Credits & Attributions#
AI-assisted development#
Most of GATAC code was written with AI assistance, used responsibly under strict validation against the expected behavior of the original CPU-based tools being translated. The bulk of the core feature porting/translations and GPU optimization work was carried out with Claude Opus 4.6 and GPT-5.4, while Claude Sonnet 4.6 was used for secondary development tasks.
All AI-assisted implementations were tightly constrained to match reference outputs from SnapATAC2, ArchR, chromVAR, MACS3, and AMULET. Results were also thoroughly tested for reproducibility on the Reproducibility page and in the associated test suite.
Algorithms#
AMULET#
GATAC’s doublet/multiplet detection (gatac.pp.detect_doublets) is a direct
port of the AMULET algorithm of
Thibodeau A. et al., Genome Biology, 2021.
The overlap-detection sweep-line, the per-cell Poisson scoring, the row-sum
Poisson repeat-inference, and the BH-FDR correction are translated
line-for-line from the upstream Python source (FragmentFileOverlapCounter.py
and AMULET.py).

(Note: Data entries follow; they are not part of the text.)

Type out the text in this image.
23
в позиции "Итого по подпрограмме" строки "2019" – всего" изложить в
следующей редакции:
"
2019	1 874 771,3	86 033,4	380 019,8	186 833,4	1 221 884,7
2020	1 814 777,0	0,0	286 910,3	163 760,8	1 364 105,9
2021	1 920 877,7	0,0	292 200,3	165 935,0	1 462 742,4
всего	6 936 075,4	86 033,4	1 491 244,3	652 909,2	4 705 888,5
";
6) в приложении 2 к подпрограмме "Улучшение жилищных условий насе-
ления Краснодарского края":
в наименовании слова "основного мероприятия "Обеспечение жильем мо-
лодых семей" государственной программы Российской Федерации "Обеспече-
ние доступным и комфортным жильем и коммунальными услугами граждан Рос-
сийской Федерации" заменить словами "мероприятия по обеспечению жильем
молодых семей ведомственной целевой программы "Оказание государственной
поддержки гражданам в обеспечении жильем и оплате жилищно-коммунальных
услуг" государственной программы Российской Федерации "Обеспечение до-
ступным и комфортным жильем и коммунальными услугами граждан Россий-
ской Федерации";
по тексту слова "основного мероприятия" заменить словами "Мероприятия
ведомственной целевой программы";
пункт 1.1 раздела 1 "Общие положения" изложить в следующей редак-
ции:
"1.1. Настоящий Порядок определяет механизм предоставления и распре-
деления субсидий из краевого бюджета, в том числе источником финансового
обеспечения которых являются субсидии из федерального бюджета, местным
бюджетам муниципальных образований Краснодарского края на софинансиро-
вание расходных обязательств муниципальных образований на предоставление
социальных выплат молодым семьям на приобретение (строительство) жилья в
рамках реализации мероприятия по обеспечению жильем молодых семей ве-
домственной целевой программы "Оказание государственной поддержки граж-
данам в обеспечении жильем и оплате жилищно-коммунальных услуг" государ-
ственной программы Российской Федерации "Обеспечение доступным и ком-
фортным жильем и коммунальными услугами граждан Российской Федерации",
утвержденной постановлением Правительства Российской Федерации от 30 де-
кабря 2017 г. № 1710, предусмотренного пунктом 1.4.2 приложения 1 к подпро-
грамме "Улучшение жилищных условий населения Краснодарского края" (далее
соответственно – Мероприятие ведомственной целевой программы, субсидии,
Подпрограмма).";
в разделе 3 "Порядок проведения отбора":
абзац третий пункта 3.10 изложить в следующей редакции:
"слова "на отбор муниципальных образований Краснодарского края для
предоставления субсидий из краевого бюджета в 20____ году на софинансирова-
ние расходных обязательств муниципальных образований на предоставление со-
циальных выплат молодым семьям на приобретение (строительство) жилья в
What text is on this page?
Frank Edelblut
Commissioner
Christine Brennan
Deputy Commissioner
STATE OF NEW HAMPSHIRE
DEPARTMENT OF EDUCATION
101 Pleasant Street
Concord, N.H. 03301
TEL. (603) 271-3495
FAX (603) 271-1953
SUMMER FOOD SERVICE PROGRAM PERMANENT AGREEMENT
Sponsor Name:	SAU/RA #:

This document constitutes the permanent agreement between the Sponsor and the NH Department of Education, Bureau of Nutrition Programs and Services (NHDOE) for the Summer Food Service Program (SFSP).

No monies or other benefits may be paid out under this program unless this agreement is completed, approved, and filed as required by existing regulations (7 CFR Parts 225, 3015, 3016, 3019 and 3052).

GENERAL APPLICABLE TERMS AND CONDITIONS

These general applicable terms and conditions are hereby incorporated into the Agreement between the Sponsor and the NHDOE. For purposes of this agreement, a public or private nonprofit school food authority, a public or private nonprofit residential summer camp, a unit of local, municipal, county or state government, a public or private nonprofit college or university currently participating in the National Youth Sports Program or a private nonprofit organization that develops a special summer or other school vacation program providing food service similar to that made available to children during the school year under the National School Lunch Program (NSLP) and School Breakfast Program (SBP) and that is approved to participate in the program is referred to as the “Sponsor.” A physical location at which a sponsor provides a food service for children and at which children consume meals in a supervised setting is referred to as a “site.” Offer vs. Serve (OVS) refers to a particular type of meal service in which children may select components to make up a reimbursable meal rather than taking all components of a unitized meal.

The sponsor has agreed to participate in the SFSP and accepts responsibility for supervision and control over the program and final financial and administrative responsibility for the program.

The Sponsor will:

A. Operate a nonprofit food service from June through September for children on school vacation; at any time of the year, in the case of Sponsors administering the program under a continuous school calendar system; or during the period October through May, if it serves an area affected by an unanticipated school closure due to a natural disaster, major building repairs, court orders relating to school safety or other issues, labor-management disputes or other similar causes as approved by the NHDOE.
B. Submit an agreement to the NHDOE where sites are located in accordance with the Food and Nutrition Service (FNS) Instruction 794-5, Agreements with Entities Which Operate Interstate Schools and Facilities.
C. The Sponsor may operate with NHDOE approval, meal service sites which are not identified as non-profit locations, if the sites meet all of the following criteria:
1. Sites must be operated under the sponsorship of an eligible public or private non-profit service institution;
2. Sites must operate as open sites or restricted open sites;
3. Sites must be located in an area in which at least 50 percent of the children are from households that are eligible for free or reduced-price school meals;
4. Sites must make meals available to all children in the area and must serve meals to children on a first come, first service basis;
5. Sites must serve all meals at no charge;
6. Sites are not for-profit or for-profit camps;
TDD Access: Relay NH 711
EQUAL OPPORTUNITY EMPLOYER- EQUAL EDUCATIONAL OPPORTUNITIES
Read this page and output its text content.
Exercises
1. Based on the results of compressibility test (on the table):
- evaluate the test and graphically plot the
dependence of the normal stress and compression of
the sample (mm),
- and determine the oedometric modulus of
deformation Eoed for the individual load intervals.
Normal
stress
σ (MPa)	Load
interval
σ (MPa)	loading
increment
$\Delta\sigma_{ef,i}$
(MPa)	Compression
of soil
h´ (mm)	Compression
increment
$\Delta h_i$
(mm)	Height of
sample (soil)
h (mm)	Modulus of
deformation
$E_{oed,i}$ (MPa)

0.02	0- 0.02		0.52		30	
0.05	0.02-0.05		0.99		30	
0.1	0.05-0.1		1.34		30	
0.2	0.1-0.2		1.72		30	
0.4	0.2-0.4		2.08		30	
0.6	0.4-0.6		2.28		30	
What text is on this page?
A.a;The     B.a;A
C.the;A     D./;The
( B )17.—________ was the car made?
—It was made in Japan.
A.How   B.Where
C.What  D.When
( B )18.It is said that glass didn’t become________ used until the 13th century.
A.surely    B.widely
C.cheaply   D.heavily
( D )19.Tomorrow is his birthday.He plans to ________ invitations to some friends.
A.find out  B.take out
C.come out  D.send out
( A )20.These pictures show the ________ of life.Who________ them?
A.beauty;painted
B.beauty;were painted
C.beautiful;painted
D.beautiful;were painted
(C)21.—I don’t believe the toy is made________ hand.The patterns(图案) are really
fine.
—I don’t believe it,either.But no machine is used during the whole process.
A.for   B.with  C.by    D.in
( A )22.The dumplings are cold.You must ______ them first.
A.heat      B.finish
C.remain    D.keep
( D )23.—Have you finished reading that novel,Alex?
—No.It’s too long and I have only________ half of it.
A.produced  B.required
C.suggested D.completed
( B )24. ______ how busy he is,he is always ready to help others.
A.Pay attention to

The data flow has been rewritten to operate on GATAC’s
parquet fragment files via DuckDB and to parallelize per-chromosome with a
worker pool; the optional repeat-filter pass is applied at the raw-read level
rather than the overlap level. The original AMULET v1.1 release is run as an
external subprocess during the
reproducibility tests, where it agrees with GATAC exactly
(Jaccard 1.000, q-value Pearson r 1.000 on 13,735 cells × 22 autosomes).
The original AMULET tool is distributed under the GNU GPL v3.0. No AMULET source code is bundled with or linked into GATAC.
Third-party code#
scPrinter#
GATAC’s chromvar implementation originated from the
scPrinter repository and
underwent additional work for GPU memory optimization and closer agreement
with the original chromVAR R results.
gmacs#
Portions of GATAC’s GPU-accelerated peak-calling code are derived from gmacs — a GPU-accelerated implementation of the MACS3 algorithm developed by Harihara Subrahmaniam Muralidharan at LatchBio.
The relevant code has been extensively modified for integration into the GATAC pipeline. Key updates include adaptation to the GATAC Parquet/cuDF data model, enhanced memory management through streaming, and a refactored API designed to align with the scverse ecosystem.
gmacs is dual-licensed under CC0 1.0 Universal and the MIT License.